The Bengals will try to win their fifth straight when they take on the Browns on Sunday at Paycor Stadium. The game airs at 1 p.m. on CBS. Here are five things to watch:
1. Home sweet home
The Bengals have won four straight home games for the first time since 2015, outscoring visiting teams 130-77 from the time the streak began in Week 4. Offensively, Cincinnati has put up more than 430 net yards in each of its last three games at Paycor Stadium, and is averaging 462.8 yards at home compared to 341.1 on the road. The Bengals defense, meanwhile, allows just 295.4 yards per game on its home turf and has forced five turnovers. The unit has come out ready to roll from the start of every game at Paycor, allowing just nine total points in the first quarter.
Cincinnati has welcomed an attendance of over 65,000 in five straight regular-season home games for the first time since 2007, creating one of the NFL's toughest environments to play in. To come away with their first divisional win at home this season, the Bengals will need to replicate its recent performances in The Jungle.
2. Burrow closes in on 75
Quarterback Joe Burrow enters Week 14 needing three touchdown passes to reach 75 for his career, which would put him in some exclusive company given how quickly he'd hit the milestone. In 38 games, the former No. 1 overall pick has thrown for 72 touchdowns and rushed for 10. With three passing scores on Sunday, he would join Andrew Luck as the only quarterbacks in NFL history with at least 75 touchdown passes and 10 rushing touchdowns in their first three seasons. Burrow can also become just the fifth player since the 1970 NFL/AFL merger with 75 touchdown passes in his first 40 career games, joining Pro Football Hall of Famers Dan Marino and Kurt Warner, as well as Patrick Mahomes and Justin Herbert.
Burrow has passed for three or more touchdowns on four occasions this season and 12 times in his career.
3. O-line vs. Myles Garrett
Earlier this week, Burrow was asked whether Cleveland possesses any unique traits defensively that have caused him problems in previous matchups. His answer was short, and accurate:
"They have Myles Garrett — that's different from everybody else."
Garrett has wreaked havoc against the Bengals during his stellar career, posting nine sacks in eight games along with six tackles for losses and two forced fumbles. He had 1.5 sacks on Burrow in the Week 8 matchup and also tipped a pass that led to an interception on the game's opening drive. But Garrett this time around will be facing a Cincinnati offensive line that has steadily improved and enters Week 14 performing as well as any unit in the NFL. Since Burrow was taken down five times at Cleveland, the Bengals have allowed just six sacks in the last four games — tied for the fourth-fewest leaguewide in that span.

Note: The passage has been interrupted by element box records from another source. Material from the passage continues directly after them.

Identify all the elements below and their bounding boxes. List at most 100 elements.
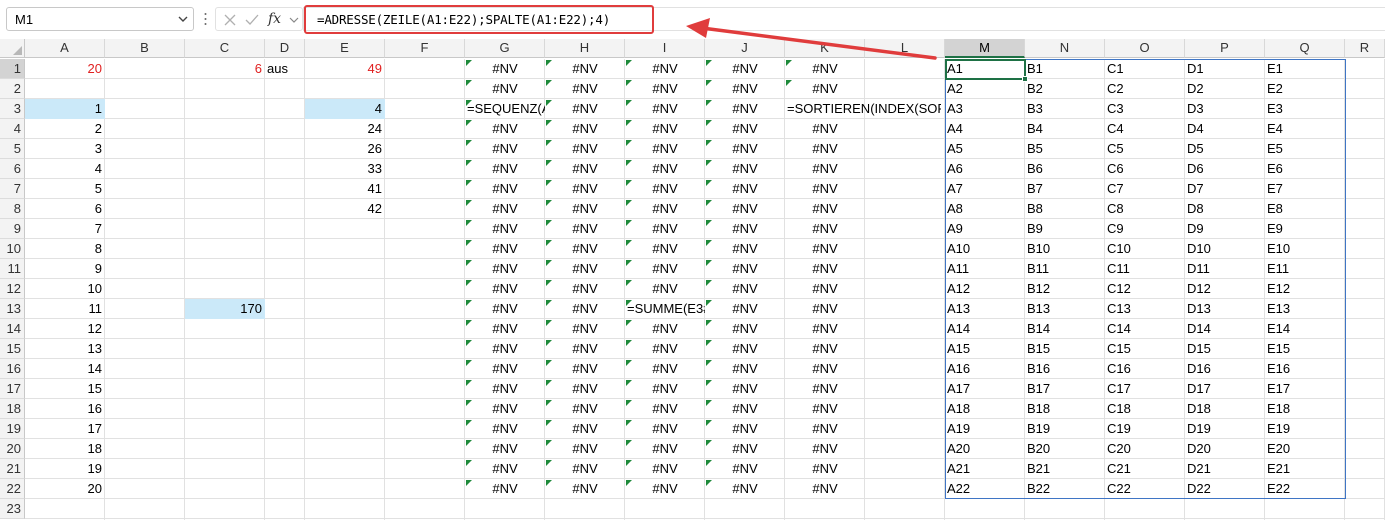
- row-header-20[interactable]: 20: [0, 439, 25, 459]
- cell-q4[interactable]: E4: [1265, 119, 1345, 139]
- cell-j17[interactable]: #NV: [705, 379, 785, 399]
- cell-j15[interactable]: #NV: [705, 339, 785, 359]
- cell-i18[interactable]: #NV: [625, 399, 705, 419]
- cell-o14[interactable]: C14: [1105, 319, 1185, 339]
- cell-n21[interactable]: B21: [1025, 459, 1105, 479]
- cell-h9[interactable]: #NV: [545, 219, 625, 239]
- column-header-m[interactable]: M: [945, 39, 1025, 58]
- cell-h1[interactable]: #NV: [545, 59, 625, 79]
- cell-a9[interactable]: 7: [25, 219, 105, 239]
- cell-q21[interactable]: E21: [1265, 459, 1345, 479]
- cell-n2[interactable]: B2: [1025, 79, 1105, 99]
- column-header-r[interactable]: R: [1345, 39, 1385, 58]
- cell-a13[interactable]: 11: [25, 299, 105, 319]
- cell-p16[interactable]: D16: [1185, 359, 1265, 379]
- row-header-21[interactable]: 21: [0, 459, 25, 479]
- cell-p18[interactable]: D18: [1185, 399, 1265, 419]
- cell-p5[interactable]: D5: [1185, 139, 1265, 159]
- cell-m12[interactable]: A12: [945, 279, 1025, 299]
- cell-q17[interactable]: E17: [1265, 379, 1345, 399]
- cell-n7[interactable]: B7: [1025, 179, 1105, 199]
- cell-c1[interactable]: 6: [185, 59, 265, 79]
- cell-q16[interactable]: E16: [1265, 359, 1345, 379]
- cell-p7[interactable]: D7: [1185, 179, 1265, 199]
- cell-i13[interactable]: =SUMME(E3#: [625, 299, 705, 319]
- row-header-2[interactable]: 2: [0, 79, 25, 99]
- cell-i19[interactable]: #NV: [625, 419, 705, 439]
- cell-m16[interactable]: A16: [945, 359, 1025, 379]
- cell-g10[interactable]: #NV: [465, 239, 545, 259]
- cell-i8[interactable]: #NV: [625, 199, 705, 219]
- cell-k8[interactable]: #NV: [785, 199, 865, 219]
- cell-m4[interactable]: A4: [945, 119, 1025, 139]
- cell-o6[interactable]: C6: [1105, 159, 1185, 179]
- row-header-18[interactable]: 18: [0, 399, 25, 419]
- cell-n22[interactable]: B22: [1025, 479, 1105, 499]
- cell-g15[interactable]: #NV: [465, 339, 545, 359]
- cell-q19[interactable]: E19: [1265, 419, 1345, 439]
- cell-m22[interactable]: A22: [945, 479, 1025, 499]
- cell-i21[interactable]: #NV: [625, 459, 705, 479]
- cell-n8[interactable]: B8: [1025, 199, 1105, 219]
- cell-j22[interactable]: #NV: [705, 479, 785, 499]
- cell-j1[interactable]: #NV: [705, 59, 785, 79]
- cell-p21[interactable]: D21: [1185, 459, 1265, 479]
- cell-q1[interactable]: E1: [1265, 59, 1345, 79]
- cell-k13[interactable]: #NV: [785, 299, 865, 319]
- cell-a15[interactable]: 13: [25, 339, 105, 359]
- cell-k2[interactable]: #NV: [785, 79, 865, 99]
- cell-j4[interactable]: #NV: [705, 119, 785, 139]
- cell-n18[interactable]: B18: [1025, 399, 1105, 419]
- cell-j21[interactable]: #NV: [705, 459, 785, 479]
- cell-n6[interactable]: B6: [1025, 159, 1105, 179]
- cell-k14[interactable]: #NV: [785, 319, 865, 339]
- cell-h6[interactable]: #NV: [545, 159, 625, 179]
- cell-q6[interactable]: E6: [1265, 159, 1345, 179]
- cell-g12[interactable]: #NV: [465, 279, 545, 299]
- row-header-1[interactable]: 1: [0, 59, 25, 79]
- cell-p14[interactable]: D14: [1185, 319, 1265, 339]
- cell-h11[interactable]: #NV: [545, 259, 625, 279]
- cell-i10[interactable]: #NV: [625, 239, 705, 259]
- cell-m8[interactable]: A8: [945, 199, 1025, 219]
- cell-m14[interactable]: A14: [945, 319, 1025, 339]
- cell-m17[interactable]: A17: [945, 379, 1025, 399]
- cell-a19[interactable]: 17: [25, 419, 105, 439]
- cell-p15[interactable]: D15: [1185, 339, 1265, 359]
- row-header-3[interactable]: 3: [0, 99, 25, 119]
- cell-n9[interactable]: B9: [1025, 219, 1105, 239]
- cell-q7[interactable]: E7: [1265, 179, 1345, 199]
- cell-g4[interactable]: #NV: [465, 119, 545, 139]
- cell-o16[interactable]: C16: [1105, 359, 1185, 379]
- cell-n10[interactable]: B10: [1025, 239, 1105, 259]
- cell-q20[interactable]: E20: [1265, 439, 1345, 459]
- cell-a6[interactable]: 4: [25, 159, 105, 179]
- cell-n1[interactable]: B1: [1025, 59, 1105, 79]
- cell-k17[interactable]: #NV: [785, 379, 865, 399]
- cell-a21[interactable]: 19: [25, 459, 105, 479]
- cell-g14[interactable]: #NV: [465, 319, 545, 339]
- cell-q10[interactable]: E10: [1265, 239, 1345, 259]
- cell-o21[interactable]: C21: [1105, 459, 1185, 479]
- cell-i5[interactable]: #NV: [625, 139, 705, 159]
- cell-j10[interactable]: #NV: [705, 239, 785, 259]
- cell-e5[interactable]: 26: [305, 139, 385, 159]
- cell-g22[interactable]: #NV: [465, 479, 545, 499]
- cell-j6[interactable]: #NV: [705, 159, 785, 179]
- cell-a1[interactable]: 20: [25, 59, 105, 79]
- column-header-g[interactable]: G: [465, 39, 545, 58]
- cell-a3[interactable]: 1: [25, 99, 105, 119]
- row-header-12[interactable]: 12: [0, 279, 25, 299]
- cell-e8[interactable]: 42: [305, 199, 385, 219]
- cell-i22[interactable]: #NV: [625, 479, 705, 499]
- cell-n11[interactable]: B11: [1025, 259, 1105, 279]
- cell-i4[interactable]: #NV: [625, 119, 705, 139]
- cell-o11[interactable]: C11: [1105, 259, 1185, 279]
- cell-k11[interactable]: #NV: [785, 259, 865, 279]
- cell-g7[interactable]: #NV: [465, 179, 545, 199]
- cell-j14[interactable]: #NV: [705, 319, 785, 339]
- cell-k1[interactable]: #NV: [785, 59, 865, 79]
- cell-j20[interactable]: #NV: [705, 439, 785, 459]
- cell-o17[interactable]: C17: [1105, 379, 1185, 399]
- cell-o2[interactable]: C2: [1105, 79, 1185, 99]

Burrow and head coach Zac Taylor have held the O-line in high regard in recent weeks, and for Cincinnati to pick up its first win in the Battle of Ohio since 2019, its front five will need to continue keeping its quarterback clean.
4. D-line vs. Nick Chubb
The other trench battle on Sunday features a stout Bengals defensive line against a Browns rushing attack that ranks fourth in the NFL (156.0 yards per game). Pro Bowl running back Nick Chubb is second in the league in rushing yards (1,119) and rushing touchdowns (12), and averages 5.2 yards per carry. One of his six 100-yard games this season came against Cincinnati in Week 8, when he went for 101 with two touchdowns. That led the way for a Browns offense that recorded 172 rushing yards, the second-most by a Bengals opponent this season.

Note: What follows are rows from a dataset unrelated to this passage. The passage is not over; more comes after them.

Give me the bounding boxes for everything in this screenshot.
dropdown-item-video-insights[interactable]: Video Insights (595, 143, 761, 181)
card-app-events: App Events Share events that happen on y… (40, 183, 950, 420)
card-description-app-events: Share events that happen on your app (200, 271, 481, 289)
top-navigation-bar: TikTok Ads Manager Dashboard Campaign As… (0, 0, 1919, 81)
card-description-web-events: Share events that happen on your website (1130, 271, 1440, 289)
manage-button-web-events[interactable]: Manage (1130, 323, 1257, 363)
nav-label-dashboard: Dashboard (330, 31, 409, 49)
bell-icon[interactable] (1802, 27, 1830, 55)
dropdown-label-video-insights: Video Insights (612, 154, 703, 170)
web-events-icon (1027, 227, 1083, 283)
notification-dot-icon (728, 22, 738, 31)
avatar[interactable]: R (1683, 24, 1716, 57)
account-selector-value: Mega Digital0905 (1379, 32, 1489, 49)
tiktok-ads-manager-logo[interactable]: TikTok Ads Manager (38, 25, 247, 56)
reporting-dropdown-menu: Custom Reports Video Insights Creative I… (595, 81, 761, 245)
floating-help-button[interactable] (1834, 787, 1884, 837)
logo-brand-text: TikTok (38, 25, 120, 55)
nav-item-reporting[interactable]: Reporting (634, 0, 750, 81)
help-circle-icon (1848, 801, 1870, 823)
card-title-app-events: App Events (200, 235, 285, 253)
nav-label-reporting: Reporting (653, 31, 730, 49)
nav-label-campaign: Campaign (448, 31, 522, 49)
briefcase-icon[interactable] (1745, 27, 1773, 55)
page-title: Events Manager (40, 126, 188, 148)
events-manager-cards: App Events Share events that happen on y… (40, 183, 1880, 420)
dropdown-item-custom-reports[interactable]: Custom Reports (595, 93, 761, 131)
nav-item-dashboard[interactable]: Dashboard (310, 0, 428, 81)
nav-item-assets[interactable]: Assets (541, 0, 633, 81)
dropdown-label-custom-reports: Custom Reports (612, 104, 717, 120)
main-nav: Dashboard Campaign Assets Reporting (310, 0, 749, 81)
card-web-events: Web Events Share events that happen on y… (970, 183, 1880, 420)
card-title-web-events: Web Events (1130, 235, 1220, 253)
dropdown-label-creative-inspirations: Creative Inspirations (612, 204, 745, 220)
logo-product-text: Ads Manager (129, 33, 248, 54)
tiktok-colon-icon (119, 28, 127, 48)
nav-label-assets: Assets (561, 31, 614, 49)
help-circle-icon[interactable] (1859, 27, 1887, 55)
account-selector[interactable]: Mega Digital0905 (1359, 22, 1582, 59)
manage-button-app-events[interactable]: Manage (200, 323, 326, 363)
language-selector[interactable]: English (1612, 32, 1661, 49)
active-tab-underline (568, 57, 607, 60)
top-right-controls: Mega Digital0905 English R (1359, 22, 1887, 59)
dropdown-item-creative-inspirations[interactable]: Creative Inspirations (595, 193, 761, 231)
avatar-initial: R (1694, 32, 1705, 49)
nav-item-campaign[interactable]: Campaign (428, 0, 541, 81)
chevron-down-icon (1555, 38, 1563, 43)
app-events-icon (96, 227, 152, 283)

Since that game, Cincinnati's defense has put forth several impressive efforts in stopping the run. The Bengals faced two premier backs in Pittsburgh's Najee Harris in Week 11 and Tennessee's Derrick Henry in Week 12, and held both under the century mark (Henry mustered just 38 yards on 17 carries). Carolina (Week 9) and Tennessee both were limited to fewer than 65 rushing yards as a team. The Bengals are 7-1 this season when keeping opponents under 110 yards on the ground, and frustrating another star player like Chubb could prove to be the difference in a physical AFC North showdown.
5. Burrow in the clutch
To beat the Browns for the first time since Burrow was drafted, Cincinnati may need to rely on its playmakers down the stretch in a close game. Fortunately for the Bengals, nobody performs better in "clutch time" than number 9. Though difficult to quantify a quarterback's abilities in those tense moments late in a game, The Athletic's Paul Dehner discovered this week just how far ahead of the pack Burrow is when it's time for an outcome to be decided:
"Consider Burrow's actual stat line in the fourth quarter and overtime of games when within 10 points: 37 of 46 (80.4 percent) for 541 yards, 5 TDs, 0 INTs, 11.8 yards/attempt and a passer rating of 151.9. That's alien stuff."
As Dehner mentioned on "Hear That Podcast Growlin'" earlier this week, the quarterback with the next highest passer rating in that situation is Jalen Hurts at 136.4, and nobody else is above 111.0. Facing a talented group of pass rushers and a turnover-privy secondary this week, Burrow may be asked to tap into his unparalleled clutch gene.